Ci sono gli emendamenti della minoranza interna accettati da Renzi (e che fanno parte del testo ufficiale della coalizione di governo  e dal suo stato maggiore), un testo definitivo che prevede il reintegro del lavoratore soltanto per i licenziamenti discriminatori e disciplinari senza giusta causa” ,ma che dà per scontata l’abrogazione definitiva dell’art. 18 dello Statuto dei Lavoratori che SEL e almeno diciotto parlamentari “democratici” non accettano ancora.  E, con molta chiarezza, dopo le dichiarazioni di Silvio Berlusconi che ha detto esplicitamente:”

Io mi sono stancato di trattare. Di farlo con tutti. Così diventa una palude. “E la replica di Matteo Renzi che ha inviato allo stato maggiore forzista una replica piuttosto netta dopo aver parlato direttamente con i due plenipotenziari Letta e Verdini:” Avanti con voi o senza di voi. Di certo non accetto la palude.” A questo punto l’alternativa diventa più chiara: o la replica del segretario-presidente del Consiglio  si mostra efficace, la minoranza dei democratici alla fine con la maggioranza e si accontenta di aver mostrato all’eletto rato, piuttosto scontento per quello che sta accadendo, che si va avanti nella legislatura ottenendo altri obbiettivi importanti nel programma; e allora diventa possibile riprendere il cammino politico e legislativo, magari con un appoggio parlamentari di altre forze politiche.

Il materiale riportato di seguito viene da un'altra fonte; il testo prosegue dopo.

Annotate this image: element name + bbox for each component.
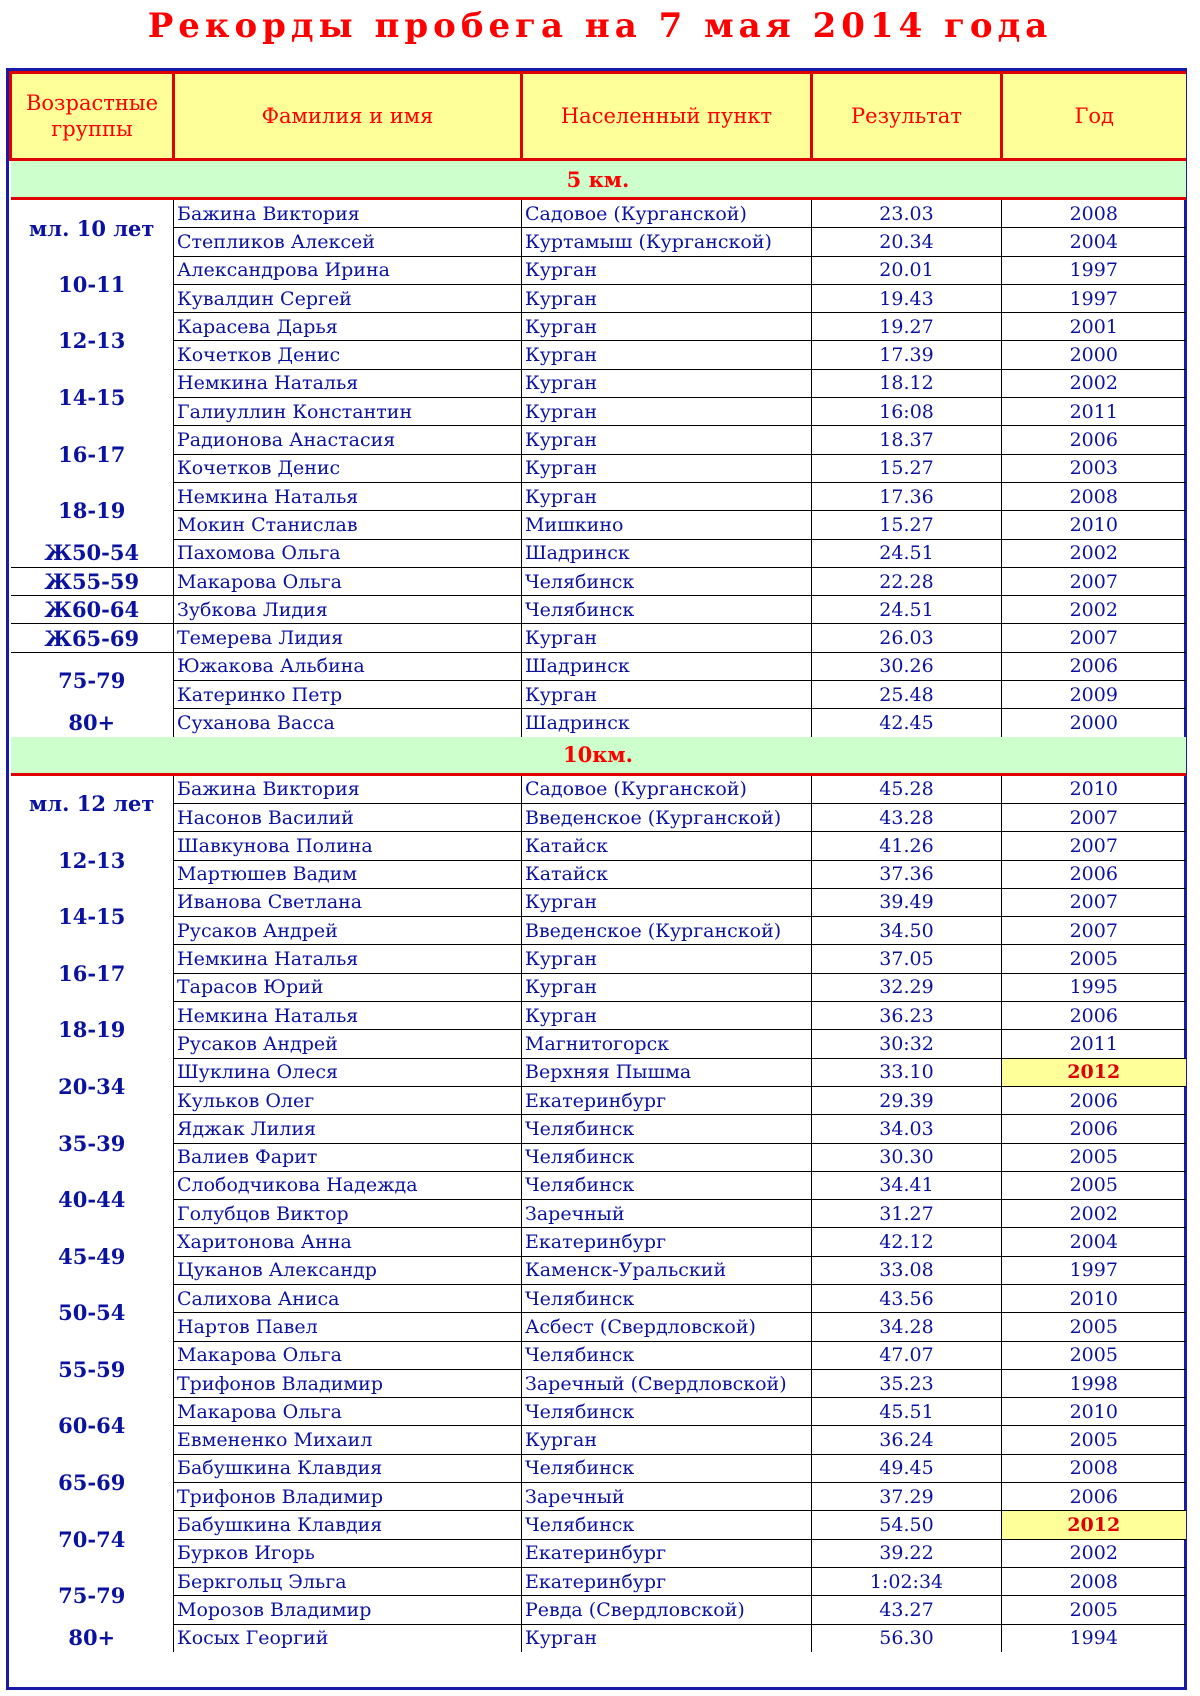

O questo non succede e il segretario-presidente potrebbe ritenere di aver tutto da guadagnare da un’occasione elettorale gestita stando al governo e allora le elezioni nel prossimo  aprile o maggio potrebbero diventare alla fine  possibili. E’ questo il dilemma che si pone ai democratici, e anche a una larga opinione pubblica democratica e di sinistra, dopo quasi un anno di governo delle larghe intese. Il pronostico è ancora molto difficile ma non si può neppure escludere in maniera tassativa.